Şirketimiz çokuluslu bir kuruluştur. Türkiye'ye zaman zaman diğer ülkelerde mukim üye şirketlerden personel atanmakta olup, bu tür personel için Türkiye ile ilgili ülke arasında mevcut olan ikili sosyal güvenlik sözleşmesi gereği olarak, Türkiye'de görevli kılınan kişinin kendi ülkesindeki sosyal güvenlik kuruluşuna prim ödemesine kesinti yapılmamakta, ancak buna karşılık kendi ülkesinde ödenen sosyal güvenlik primleri Türkiye'ye fatura edilmektedir. Buna göre ülkemizde görevli kılındığı sürece söz konusu kişinin ülkesinde ödenen sigorta primlerini kayıtlarımıza gider olarak intikal ettirebilir miyiz? Ayrıca söz konusu kendi ülkesinde ödenmiş olan ve Türkiye'ye fatura edilmiş olan bu primleri ilgili personelin bordrosunda ülkemizde ödenen ücret açısından indirim konusu yapabilir miyiz?
Kurumlar Vergisi Yasası'nın "Safi Kurum Kazancı" başlıklı 6. maddesi uyarınca "Kurumlar Vergisi", mükelleflerin bir hesap dönemi içinde elde ettikleri safi kurum kazancı üzerinden hesaplanmaktadır. Safi kurum kazancının tespitinde, Gelir Vergisi Yasası'nın ticari kazanç hakkındaki hükümleri uygulanır.
Gelir Vergisi Yasası'nın 37. maddesi uyarınca ticari kazanç "Vergi Usul Kanunu" hükümlerine göre ve bu yasada yazılı gerçek (Bilanço veya işletme hesabı esası) veya basit usule göre tespit edilir.
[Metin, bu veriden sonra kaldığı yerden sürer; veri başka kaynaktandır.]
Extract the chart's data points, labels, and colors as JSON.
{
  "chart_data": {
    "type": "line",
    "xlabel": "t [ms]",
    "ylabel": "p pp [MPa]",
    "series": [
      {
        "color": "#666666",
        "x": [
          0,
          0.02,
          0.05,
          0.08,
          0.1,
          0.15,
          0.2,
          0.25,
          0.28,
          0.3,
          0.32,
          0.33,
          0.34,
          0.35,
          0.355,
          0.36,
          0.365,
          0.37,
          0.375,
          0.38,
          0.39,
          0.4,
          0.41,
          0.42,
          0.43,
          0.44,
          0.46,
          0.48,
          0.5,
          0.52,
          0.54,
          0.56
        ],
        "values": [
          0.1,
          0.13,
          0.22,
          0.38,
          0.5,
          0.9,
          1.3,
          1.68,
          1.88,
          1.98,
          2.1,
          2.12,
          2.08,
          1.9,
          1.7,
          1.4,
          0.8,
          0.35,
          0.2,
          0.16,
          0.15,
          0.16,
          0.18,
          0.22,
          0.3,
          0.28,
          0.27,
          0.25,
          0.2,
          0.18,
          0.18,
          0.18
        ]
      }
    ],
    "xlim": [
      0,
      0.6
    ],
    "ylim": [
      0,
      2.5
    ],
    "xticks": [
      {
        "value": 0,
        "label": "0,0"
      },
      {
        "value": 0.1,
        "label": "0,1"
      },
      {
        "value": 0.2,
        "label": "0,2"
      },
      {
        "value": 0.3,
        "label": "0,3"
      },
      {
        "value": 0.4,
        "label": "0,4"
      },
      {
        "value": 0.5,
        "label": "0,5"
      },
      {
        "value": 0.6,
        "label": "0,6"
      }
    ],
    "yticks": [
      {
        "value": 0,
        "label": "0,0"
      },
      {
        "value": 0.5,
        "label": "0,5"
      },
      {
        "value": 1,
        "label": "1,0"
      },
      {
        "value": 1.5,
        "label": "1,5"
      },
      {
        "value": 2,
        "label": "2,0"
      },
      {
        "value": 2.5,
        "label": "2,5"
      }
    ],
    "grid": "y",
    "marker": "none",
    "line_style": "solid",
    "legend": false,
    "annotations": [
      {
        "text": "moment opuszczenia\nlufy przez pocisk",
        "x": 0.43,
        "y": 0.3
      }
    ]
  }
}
Buna bağlı olarak yine aynı yasanın 38. maddesinde hükme bağlandığı üzere ticari kazancın bu suretle tespit edilmesi sırasında Vergi Usul Yasası'nın 40 ve 41. maddelerinde yer alan "indirilecek giderler" ile "gider olarak kabul edilmeyen ödemeler" dikkate alınmaktadır.
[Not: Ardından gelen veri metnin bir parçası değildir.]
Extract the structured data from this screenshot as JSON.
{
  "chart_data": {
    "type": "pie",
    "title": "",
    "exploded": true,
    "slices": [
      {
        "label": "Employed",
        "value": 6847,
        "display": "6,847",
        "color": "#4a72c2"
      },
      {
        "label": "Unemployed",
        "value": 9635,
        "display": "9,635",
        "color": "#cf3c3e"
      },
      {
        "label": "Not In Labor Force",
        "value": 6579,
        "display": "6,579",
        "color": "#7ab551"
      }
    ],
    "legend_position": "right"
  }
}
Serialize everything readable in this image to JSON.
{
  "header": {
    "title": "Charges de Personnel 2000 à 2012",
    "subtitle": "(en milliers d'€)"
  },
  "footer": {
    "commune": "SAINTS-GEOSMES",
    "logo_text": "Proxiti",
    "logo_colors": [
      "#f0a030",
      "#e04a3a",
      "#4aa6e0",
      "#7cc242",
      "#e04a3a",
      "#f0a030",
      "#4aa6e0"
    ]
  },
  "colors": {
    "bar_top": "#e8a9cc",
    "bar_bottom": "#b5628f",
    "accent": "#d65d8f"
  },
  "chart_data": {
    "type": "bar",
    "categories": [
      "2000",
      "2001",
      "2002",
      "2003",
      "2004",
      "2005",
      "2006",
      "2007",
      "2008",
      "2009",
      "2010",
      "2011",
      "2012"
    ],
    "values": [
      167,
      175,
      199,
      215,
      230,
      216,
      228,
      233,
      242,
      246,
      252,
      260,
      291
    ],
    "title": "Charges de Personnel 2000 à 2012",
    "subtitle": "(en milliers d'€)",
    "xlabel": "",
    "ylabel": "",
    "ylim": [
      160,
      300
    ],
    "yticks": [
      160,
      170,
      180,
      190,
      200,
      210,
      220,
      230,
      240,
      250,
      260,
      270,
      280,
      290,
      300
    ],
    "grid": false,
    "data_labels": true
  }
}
Gelir Vergisi Yasası'nın 40. maddesinin ikinci bendi uyarınca "hizmetli ve işçilerin işyerinde veya işyerinin müştemilatında iaşe ve ibade giderleri, tedavi ve ilaç giderleri, sigorta primleri ve emekli aidatı (bu primlerin ve aidatın istirdat edilmemek üzere Türkiye'de kain sigorta şirketlerine veya emekli ve yardım sandıklarına ödenmiş olması ve emekli ve yardım sandıklarının tüzelkişiliği haiz bulunmaları şartıyla) safi kurum kazancının tespitinde gider olarak dikkate alınabilmektedir.
Gelir Vergisi Yasası'nın 40. maddesinin (2) numaralı bendinde belirtilen sigorta primleri ve emekli aidatları, esas olarak kanuni zorunluluk nedeni ile yapılan ve gider kabul edilen ödemelerdir.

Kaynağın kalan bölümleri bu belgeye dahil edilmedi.